Dec 10, 2019
We recently sat down with Dayna Georges for a conversation about her journey through the Gabriel Dumont Institute (GDI) Indigenous Apprenticeship Program to attain the highest certification in her chosen skilled trade.
Dayna is a Métis woman and mother. She recently attained her Interprovincial Journeyperson-certification as a Heavy Duty Equipment Technician (Class of 2019), and currently works with the Saskatchewan Ministry of Highways and Infrastructure as a mechanic. The Saskatchewan Apprenticeship and Trade Certification Commission describes Heavy Duty Equipment Technician program as a ‘male-dominated trade.’
Dayna noted that she has always enjoyed making things with her hands. After completing high school, she decided to visit Gabriel Dumont Institute to learn about opportunities that are available. “Well, I am Métis, and the GDI Indigenous Apprenticeship Program offers funding and support to Métis people. So, it was a good choice.”
She started the apprenticeship program in January 2011 and soon completed Heavy Duty Equipment Technician Level 1. Dayna then took time away from the apprenticeship program and got a job.
She returned to continue her training and successfully wrote her journeyperson exams in August 2019.
About Gabriel Dumont Institute and the Kaylie Bell, the employment counsellor who worked closely with her, Dayna says, “They stood by me from the moment I began this journey. Even after stepping away from my career goal for a little while, it was not hard to go back to where I left off.” She continued, “GDI did not give up on me. Rather, they stood by me until I achieved my goal of becoming a journeyperson.”
When asked if there was any specific experience with GDI that she would like to talk about, Dayna said: “All of my experiences with GDI are positive! From funding, down to receiving help to get to school and preparing for exams. And having such an amazing counsellor, Kaylie Bell, who helped me with everything I needed, and kept me on top of all the paper work was fantastic.”
So, what was it like for Dayna to be a woman in male-dominated trade? “It was tough, I am not going to lie,” she said. Adding, “But there were also positives as well. In my own experience, I had to prove myself a lot. There were always those who doubted my ability and drive. However, as each year passed, I think I did okay, that is why they kept me around.”
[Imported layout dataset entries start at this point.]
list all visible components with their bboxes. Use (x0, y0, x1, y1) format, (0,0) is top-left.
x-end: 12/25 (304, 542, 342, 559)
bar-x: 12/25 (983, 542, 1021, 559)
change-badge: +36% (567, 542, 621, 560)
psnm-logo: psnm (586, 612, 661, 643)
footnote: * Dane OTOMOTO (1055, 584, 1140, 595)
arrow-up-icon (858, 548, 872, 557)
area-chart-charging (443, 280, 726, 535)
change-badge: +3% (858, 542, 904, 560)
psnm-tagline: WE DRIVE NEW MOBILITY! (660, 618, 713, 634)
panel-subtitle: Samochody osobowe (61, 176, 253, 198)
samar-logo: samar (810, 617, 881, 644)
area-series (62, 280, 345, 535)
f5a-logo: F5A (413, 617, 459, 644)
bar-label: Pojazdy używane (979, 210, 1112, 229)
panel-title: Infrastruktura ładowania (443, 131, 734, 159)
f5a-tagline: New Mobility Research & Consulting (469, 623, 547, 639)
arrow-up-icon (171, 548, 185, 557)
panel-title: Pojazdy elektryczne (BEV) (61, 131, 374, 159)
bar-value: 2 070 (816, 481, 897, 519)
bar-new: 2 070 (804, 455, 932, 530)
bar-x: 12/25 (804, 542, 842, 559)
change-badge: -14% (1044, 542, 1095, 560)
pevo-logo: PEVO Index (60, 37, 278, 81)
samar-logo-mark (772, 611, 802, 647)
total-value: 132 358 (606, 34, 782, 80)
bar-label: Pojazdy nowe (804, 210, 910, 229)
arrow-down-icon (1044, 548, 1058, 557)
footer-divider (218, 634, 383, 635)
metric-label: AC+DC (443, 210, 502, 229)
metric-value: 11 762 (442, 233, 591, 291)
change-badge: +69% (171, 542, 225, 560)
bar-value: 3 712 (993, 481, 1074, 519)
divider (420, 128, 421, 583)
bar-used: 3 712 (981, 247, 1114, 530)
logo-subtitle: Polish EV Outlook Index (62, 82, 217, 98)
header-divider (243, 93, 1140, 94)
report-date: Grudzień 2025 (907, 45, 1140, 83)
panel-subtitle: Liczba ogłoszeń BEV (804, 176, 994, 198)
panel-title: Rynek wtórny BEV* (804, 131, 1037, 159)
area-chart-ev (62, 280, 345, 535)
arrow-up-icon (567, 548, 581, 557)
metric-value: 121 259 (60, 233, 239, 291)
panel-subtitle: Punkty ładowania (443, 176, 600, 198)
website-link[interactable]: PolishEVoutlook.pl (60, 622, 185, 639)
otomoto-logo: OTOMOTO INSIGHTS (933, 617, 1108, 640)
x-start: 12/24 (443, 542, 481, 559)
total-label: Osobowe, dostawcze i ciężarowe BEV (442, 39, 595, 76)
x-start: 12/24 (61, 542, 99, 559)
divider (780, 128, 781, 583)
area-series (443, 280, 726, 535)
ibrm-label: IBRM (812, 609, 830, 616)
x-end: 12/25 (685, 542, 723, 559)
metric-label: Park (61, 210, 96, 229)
When asked about her current employment, Dayna said, “I love working at the Saskatchewan Ministry of Highways and Infrastructure in Meadow Lake. I get to work on a variety of equipment alongside amazing coworkers who have become important part of my life.”
Dayna offered a few words to those, especially Indigenous women, who are considering careers in the skilled trades: “Keep your head up. There will always be good and bad in every situation.” She continued, “Keep reading your schoolwork even when you don’t have to;” and “Always, always ask questions!” Dayna pointed out that “the best way to learn [is to] get your hands dirty.” Learn by doing.
Now that she has completed her training and started her career with the Ministry of Highways, what are Dayna’s professional goals? Her answer is simple. “To further my knowledge, and hope to train someone as good as the guys who trained me.”
Dayna concluded our conversation by expressing her gratitude to those who supported her along the way. “Thank you so so much to GDI and the Ministry of Highways for sticking by me and pushing me to finally be where I need to be.”
Over the years, Gabriel Dumont Institute’s partnership with the Saskatchewan Ministry of Highways has provided opportunities for several Indigenous people to complete their apprenticeship training at the Ministry’s facilities across the province. Dayna Georges is the latest Métis woman to complete her journeyperson certification via the GDI Indigenous Apprenticeship Program and has been offered employment by the Ministry.